Certamente De Jaeghere potrebbe dedicare più attenzione alle ragioni strettamente religiose del declino, studiate in chiave sociologica da Rodney Stark. Il declino della religione pagana, non più persuasiva per nessuno, è alle origini del declino della «pietas». Avrebbe potuto sostituirla il cristianesimo - di fatto lo farà, ma più tardi - che, come dimostra anche solo una rapida lettura di Sant'Agostino, sapeva trovare in sé le ragioni per difendere l'Impero e la cosa pubblica, di cui non si disinteressava affatto. Ma nell'Impero Romano d'Occidente, anche quando lo professavano gli imperatori, il cristianesimo era minoritario.

Le lezioni per il nostro mondo sono ovvie. Con tutte le cautele che richiede ogni paragone fra epoche diversissime, la caduta di Roma mostra come grandi civiltà possano finire, e che il modo della loro fine normalmente è demografico. Gli imperi cadono quando non fanno più figli, e la denatalità innesca una spirale diabolica di tasse insostenibili, statalismo dell'economia, immigrazione non governata ed eserciti imbelli. Per capire la pertinenza della parabola romana rispetto ai giorni nostri non servono troppi libri, basta aprire le finestre e guardarsi intorno.

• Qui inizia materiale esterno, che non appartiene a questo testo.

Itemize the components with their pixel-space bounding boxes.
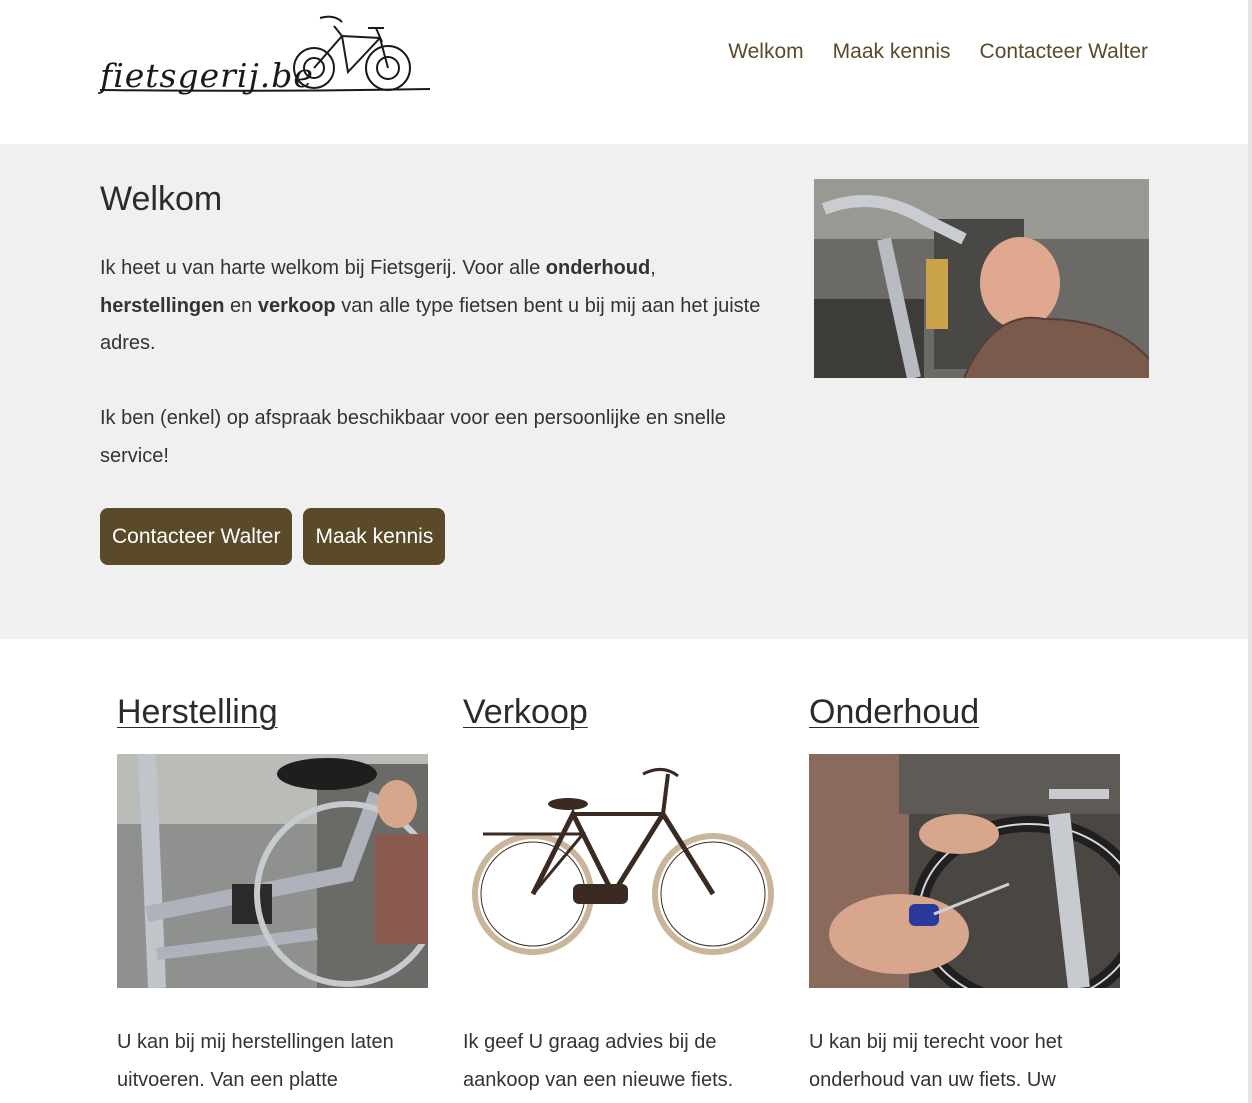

Su un punto, peraltro, i critici di De Jaeghere hanno qualche ragione. Gli immigrati e gli invasori di Roma avevano un vantaggio rispetto a immigrati e «invasori» di oggi. In gran parte germanici, non erano portatori di una cultura forte. Riconoscevano la superiorità della cultura romana: cercarono di appropriarsene e finirono anche per convertirsi al cristianesimo. Attraverso secoli di sangue, sudore e fatica la caduta dell'Impero romano d'Occidente prepara così la cristianità del Medioevo.

Oggi gli immigrati e gli «invasori» - invasori tramite l'economia, o aspiranti invasori
in armi come il Califfo - sono portatori di un pensiero fortissimo, sia quello islamico o quello cinese: non pensano di dovere assimilare la nostra cultura ma vogliono convincerci della superiorità della loro. La crisi che potrebbe seguirne potrebbe essere ancora più letale di quanto fu per l'Europa la caduta di Roma. Per questo, discutere sulle ragioni della caduta dell'Impero romano d'Occidente non è un puro esercizio intellettuale.